I use Oatly No Sugars Oat Drink. Here is a list of the ingredients in Oatly: Water, Oats, Rapeseed Oil, Acidity Regulator (Dipotassium Phosphate), Minerals (Calcium Carbonate, Potassium Iodide), Salt, Vitamins (D2, Riboflavin, B12).
I use Free and Easy Egg Replacer which contains: Potato Four, Tapioca Flour, Cream of Tarter, Xanthum Gum, Methylcellulose. This brand suggests that you use 3g of egg replacer mixed with 30g of water. It also suggests that 6g may produce better results in some recipes. I mixed 6g with 30g of water for this recipe.
Ingredients
300g strong white bread flour
250g plain white flour
50g sugar
10g salt
5g instant/ easy bake yeast or 15g fresh yeast (if using fresh yeast then dissolve in approx 20g of water, reducing the final liquid amount by 20g)
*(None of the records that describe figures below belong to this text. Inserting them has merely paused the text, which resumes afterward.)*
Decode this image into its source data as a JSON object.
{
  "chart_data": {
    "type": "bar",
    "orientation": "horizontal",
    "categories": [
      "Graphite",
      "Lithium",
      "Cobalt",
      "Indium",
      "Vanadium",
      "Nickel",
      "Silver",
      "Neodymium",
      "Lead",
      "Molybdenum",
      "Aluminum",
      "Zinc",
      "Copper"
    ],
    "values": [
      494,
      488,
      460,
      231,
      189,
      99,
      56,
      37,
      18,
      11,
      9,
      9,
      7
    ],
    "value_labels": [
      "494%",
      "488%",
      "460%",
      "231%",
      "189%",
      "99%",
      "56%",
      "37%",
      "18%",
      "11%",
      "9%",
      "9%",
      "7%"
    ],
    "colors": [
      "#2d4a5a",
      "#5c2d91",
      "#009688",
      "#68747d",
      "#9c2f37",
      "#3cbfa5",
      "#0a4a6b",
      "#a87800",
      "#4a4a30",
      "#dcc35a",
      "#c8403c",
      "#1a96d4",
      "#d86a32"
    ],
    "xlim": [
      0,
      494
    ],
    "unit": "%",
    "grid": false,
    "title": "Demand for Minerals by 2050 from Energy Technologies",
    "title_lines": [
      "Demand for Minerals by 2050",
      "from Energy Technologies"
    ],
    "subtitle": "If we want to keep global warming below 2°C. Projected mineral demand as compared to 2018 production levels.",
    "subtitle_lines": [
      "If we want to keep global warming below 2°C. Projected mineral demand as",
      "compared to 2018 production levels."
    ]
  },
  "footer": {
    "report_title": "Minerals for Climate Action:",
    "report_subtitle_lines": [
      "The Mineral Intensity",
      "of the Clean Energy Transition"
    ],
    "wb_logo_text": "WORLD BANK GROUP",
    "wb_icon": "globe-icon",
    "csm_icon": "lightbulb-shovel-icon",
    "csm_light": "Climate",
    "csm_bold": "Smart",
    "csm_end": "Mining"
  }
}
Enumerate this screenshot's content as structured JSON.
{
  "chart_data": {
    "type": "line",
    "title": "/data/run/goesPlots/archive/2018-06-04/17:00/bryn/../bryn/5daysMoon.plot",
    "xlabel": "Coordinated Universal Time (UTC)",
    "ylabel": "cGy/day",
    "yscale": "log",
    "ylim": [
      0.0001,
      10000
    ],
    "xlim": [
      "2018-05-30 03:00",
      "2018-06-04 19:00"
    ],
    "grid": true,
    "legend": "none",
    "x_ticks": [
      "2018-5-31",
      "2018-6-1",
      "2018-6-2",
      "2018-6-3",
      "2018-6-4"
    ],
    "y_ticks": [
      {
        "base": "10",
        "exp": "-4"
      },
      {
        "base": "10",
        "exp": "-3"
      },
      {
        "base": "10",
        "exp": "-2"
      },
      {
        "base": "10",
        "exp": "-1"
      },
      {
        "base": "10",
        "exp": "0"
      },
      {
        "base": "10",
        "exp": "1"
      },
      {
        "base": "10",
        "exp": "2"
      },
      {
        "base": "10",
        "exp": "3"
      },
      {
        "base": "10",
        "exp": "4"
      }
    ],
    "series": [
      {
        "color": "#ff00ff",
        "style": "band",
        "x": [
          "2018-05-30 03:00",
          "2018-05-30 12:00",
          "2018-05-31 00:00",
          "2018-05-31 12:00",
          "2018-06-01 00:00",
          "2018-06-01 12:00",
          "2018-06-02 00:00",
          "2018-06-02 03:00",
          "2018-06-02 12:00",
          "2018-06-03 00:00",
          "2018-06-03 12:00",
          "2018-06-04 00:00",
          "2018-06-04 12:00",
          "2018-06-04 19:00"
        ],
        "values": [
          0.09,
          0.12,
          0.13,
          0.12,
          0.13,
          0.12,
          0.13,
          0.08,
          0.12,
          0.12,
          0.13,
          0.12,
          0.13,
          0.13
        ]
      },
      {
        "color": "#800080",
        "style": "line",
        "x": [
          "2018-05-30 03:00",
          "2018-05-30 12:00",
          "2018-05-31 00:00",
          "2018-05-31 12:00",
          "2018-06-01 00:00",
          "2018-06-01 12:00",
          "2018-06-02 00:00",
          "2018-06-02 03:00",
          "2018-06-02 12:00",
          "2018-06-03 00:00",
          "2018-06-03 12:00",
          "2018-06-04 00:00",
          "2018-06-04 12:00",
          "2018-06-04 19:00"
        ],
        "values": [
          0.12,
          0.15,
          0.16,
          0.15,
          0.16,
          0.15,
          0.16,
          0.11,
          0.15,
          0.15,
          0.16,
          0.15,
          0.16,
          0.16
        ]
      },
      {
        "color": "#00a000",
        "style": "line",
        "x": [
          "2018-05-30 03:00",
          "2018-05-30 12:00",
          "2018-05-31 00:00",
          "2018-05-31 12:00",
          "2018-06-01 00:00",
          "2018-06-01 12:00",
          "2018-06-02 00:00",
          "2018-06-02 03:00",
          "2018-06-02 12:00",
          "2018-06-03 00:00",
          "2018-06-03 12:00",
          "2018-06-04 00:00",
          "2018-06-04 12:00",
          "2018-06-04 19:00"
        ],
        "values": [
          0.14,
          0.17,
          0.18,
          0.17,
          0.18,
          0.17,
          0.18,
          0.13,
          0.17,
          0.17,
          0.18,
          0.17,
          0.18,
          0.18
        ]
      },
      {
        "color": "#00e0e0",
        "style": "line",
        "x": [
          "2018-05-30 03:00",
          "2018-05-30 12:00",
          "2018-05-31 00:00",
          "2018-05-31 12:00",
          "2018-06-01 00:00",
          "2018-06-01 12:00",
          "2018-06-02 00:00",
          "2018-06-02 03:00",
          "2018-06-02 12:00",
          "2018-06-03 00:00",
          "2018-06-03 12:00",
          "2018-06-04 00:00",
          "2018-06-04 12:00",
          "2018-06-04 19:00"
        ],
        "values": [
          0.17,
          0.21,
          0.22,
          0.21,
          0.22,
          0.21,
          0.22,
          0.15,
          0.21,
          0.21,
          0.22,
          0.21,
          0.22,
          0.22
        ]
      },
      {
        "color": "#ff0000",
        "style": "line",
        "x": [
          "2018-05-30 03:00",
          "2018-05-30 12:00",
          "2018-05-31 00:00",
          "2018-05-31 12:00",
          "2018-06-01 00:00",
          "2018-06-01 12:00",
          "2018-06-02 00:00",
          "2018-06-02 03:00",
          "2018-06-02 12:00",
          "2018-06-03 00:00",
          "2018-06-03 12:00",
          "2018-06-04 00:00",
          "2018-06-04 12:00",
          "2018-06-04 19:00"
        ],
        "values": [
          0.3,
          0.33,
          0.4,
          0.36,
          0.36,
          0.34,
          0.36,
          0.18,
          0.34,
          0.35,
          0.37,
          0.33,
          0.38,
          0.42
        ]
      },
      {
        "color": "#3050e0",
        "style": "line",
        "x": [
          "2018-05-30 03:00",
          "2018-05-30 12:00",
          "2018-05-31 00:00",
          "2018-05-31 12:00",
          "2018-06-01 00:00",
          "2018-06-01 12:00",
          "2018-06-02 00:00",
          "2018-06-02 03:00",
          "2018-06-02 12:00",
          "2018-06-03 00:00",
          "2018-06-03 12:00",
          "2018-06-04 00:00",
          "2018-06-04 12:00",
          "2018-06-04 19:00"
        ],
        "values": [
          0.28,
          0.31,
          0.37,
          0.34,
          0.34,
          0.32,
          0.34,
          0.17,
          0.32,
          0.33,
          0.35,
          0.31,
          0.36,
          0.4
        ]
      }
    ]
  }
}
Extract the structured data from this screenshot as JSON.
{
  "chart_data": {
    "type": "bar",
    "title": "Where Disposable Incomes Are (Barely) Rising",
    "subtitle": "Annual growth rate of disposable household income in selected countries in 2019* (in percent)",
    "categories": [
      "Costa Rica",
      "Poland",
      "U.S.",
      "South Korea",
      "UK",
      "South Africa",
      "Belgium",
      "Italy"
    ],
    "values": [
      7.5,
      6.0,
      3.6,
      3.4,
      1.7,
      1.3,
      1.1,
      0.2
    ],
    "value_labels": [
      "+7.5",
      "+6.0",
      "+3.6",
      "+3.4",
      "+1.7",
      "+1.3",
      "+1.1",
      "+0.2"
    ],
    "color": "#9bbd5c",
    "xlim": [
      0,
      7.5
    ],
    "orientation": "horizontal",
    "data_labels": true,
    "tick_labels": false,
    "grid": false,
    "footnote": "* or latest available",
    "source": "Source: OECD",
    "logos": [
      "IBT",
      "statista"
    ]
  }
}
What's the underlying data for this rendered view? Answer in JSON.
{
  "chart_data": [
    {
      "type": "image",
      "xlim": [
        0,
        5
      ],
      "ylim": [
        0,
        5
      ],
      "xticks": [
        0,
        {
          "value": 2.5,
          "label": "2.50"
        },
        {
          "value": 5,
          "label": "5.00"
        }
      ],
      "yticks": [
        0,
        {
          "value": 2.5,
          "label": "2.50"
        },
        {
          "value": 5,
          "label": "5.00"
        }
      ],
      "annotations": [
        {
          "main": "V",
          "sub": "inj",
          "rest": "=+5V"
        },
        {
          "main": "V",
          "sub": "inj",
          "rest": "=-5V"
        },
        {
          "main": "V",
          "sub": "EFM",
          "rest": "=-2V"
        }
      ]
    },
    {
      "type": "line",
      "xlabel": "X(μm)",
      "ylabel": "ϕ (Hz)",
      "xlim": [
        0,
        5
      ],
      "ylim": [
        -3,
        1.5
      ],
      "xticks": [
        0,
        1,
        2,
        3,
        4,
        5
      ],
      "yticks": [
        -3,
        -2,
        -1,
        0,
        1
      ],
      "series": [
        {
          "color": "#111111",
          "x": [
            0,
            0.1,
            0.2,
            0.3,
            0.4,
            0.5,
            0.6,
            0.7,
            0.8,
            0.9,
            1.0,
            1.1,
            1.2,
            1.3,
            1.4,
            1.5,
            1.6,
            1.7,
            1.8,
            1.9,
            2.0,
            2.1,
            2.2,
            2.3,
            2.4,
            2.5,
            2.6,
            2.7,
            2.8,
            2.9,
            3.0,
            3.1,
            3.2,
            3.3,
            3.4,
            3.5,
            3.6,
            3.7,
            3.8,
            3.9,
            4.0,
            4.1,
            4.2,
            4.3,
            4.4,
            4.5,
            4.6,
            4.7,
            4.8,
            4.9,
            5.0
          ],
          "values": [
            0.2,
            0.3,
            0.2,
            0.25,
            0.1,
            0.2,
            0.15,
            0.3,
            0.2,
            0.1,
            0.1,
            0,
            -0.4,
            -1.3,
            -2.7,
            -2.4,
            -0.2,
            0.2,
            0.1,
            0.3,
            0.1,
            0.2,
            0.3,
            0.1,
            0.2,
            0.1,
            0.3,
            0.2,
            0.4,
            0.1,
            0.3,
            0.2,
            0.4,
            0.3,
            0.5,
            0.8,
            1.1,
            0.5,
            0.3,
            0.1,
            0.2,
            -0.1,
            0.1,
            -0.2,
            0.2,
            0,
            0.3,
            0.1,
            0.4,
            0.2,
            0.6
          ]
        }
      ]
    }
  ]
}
6g egg replacer mixed with 30g water
150g of oat milk, warmed
150g warm water
50g vegetable oil or plant butter
Method
Place the flours in a large bowl, mix in the sugar, salt and yeast. Add the mixed egg replacer, warm oat milk, warm water and vegetable oil or plant butter. Start to mix and develop the dough using the stretch and fold method, kneading or mixing in a stand mixer. Allow the dough to rise in a warm place or you can place in the fridge to rise slowly over several hours. When the dough has double in size you can shape the dough into the bun of your choosing.
Allow the buns to rise again and preheat the oven to 200c, 400f, gas mark 6. Bake the buns for 15-20 minutes. Allow to cool and enjoy.
Replace dairy butter with plant butter in any recipes for fillings.